A few years ago I sent a friend of mine a text message to see if we could get together and talk about some business ideas I had been knocking around my brain. His reply was frightening.
“My sous chef is leaving for a week, how about you come work in the kitchen with me and we can talk while we work?”
I replied yes almost immediately, and then a pit formed in my stomach just as fast. I have spent some time in kitchens before that summer of 2015, but this was not your average kitchen. This was the best restaurant on Cape Cod, and quite possibly the best in all of New England. A seasonal place on the water which hosted two seatings per night that presented a local menu over seven courses that changed every day.
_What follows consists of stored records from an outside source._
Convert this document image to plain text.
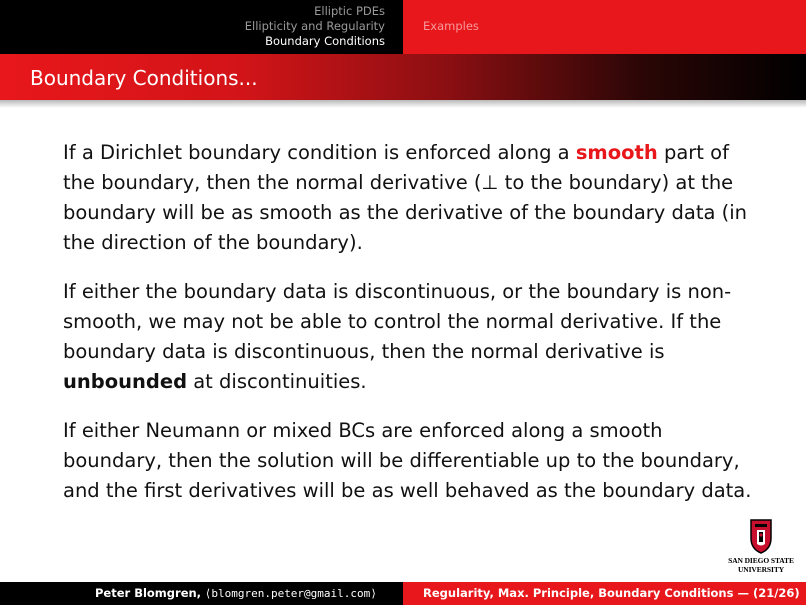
Elliptic PDEs
Ellipticity and Regularity
Boundary Conditions
Examples
Boundary Conditions...

If a Dirichlet boundary condition is enforced along a smooth part of the boundary, then the normal derivative (⊥ to the boundary) at the boundary will be as smooth as the derivative of the boundary data (in the direction of the boundary).

If either the boundary data is discontinuous, or the boundary is non-smooth, we may not be able to control the normal derivative. If the boundary data is discontinuous, then the normal derivative is unbounded at discontinuities.

If either Neumann or mixed BCs are enforced along a smooth boundary, then the solution will be differentiable up to the boundary, and the first derivatives will be as well behaved as the boundary data.

SAN DIEGO STATE
UNIVERSITY
Peter Blomgren, ⟨blomgren.peter@gmail.com⟩	Regularity, Max. Principle, Boundary Conditions — (21/26)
My fear only intensified during my drive up to Wellfleet for my first day. I was just hoping that I didn’t single handedly ruin my friend’s reputation in the span of a week. I had torn the muscle on my right wrist the week before while working on an oyster grant so overall I wasn’t wandering into Chef Michael Ceraldi’s kitchen in the best frame of mind or body.
I walked slowly from the parking lot to the back entrance of the restaurant, hoping against hope that the power had gone out or they just decided to skip this week of service, thus sparing me from slicing my thumb open, burning the kitchen down, or worse.
Just as I walked into the kitchen my friend smiled at me. Michael has this grin that is both devilish and disarming. He showed me the kitchen which was the same size as the kitchen of my condo, seriously.
“Where is the rest of it,” I asked.
“This is it,” Michael answered.
To realize that this place was nailing a pair of seven course dinners for 40 or more people every night from a kitchen the size of a farm table was stunning to me. Then I learned how they did it, and it was awesome.
“What’s the menu for tonight?” I asked.
“Hmm, not sure yet,” Michael answered.
This being two hours before service would scare most people, but not this merry band of kitchen wizards that I was now a part of. We prepped some items, I went out to harvest some sea grass, a local character came in and we bought his wild mushrooms, and just when I started to get into a groove Michael’s amazing wife summoned everyone out to the front of the house to go over the wine pairings for each course.
“You all are nuts, you know that right?”
“I almost forgot,” Michael pulled me aside ignoring my declaration of his sanity, “The Boston Globe is coming this week so, you know, try and smile.”
We ate together, talked about the menu, and then got to work.
I stuck to shucking oysters, cooking some of the seafood items, washing dishes, preparing for upcoming courses, reminding Michael that we had a gluten allergy at table six, and just generally trying to stay out of everyone’s way.
By the end of the week I was exhausted, the pain in my wrist wouldn't allow me to hold on to anything tightly, which I believe I still owe the man a few plates that I dropped, and we ended the week with a few drinks and some reflection. We never did talk about my business ideas, and we didn’t need to as the education I received that week was more than I could have hoped for when I sent that initial text message.
I thought of my week at Ceraldi the other night when I made pasta from scratch for the first time. I watched Michael do it a few times, and we had been given a very nice pasta maker for a wedding gift that was still in the box so I decided to give it a try.
Things are a bit different now. My bypass surgery has led me to a vegan diet so as I made my dough I imagined Michael and every other old school Italian in my family tree rolling their eyes at me with my egg replacers and tofurky sausage in my tomato sauce.
As I enter the final few weeks of cardiac rehab the thought of leaving the care of the nurses behind and entering the world without medical supervision doesn’t scare me, it excites me. I am looking forward to pushing my limits and seeing what I can accomplish not only in the second half of this year, but for many years to come.
Testing ourselves is how we grow as people. If we live in constant fear of failure we will never accomplish anything and spend our later years lamenting all the chances we didn’t take.
I am grateful for that week at Ceraldi. I am grateful I didn't burn the place down. Grateful that I can now identify a dozen different kinds of fresh herbs (I’ll tell the fennel disaster story some other time) and grateful Michael and I are still friends.
Let someone else take the easy way out. Go scare yourself, I promise it will put a smile on your face.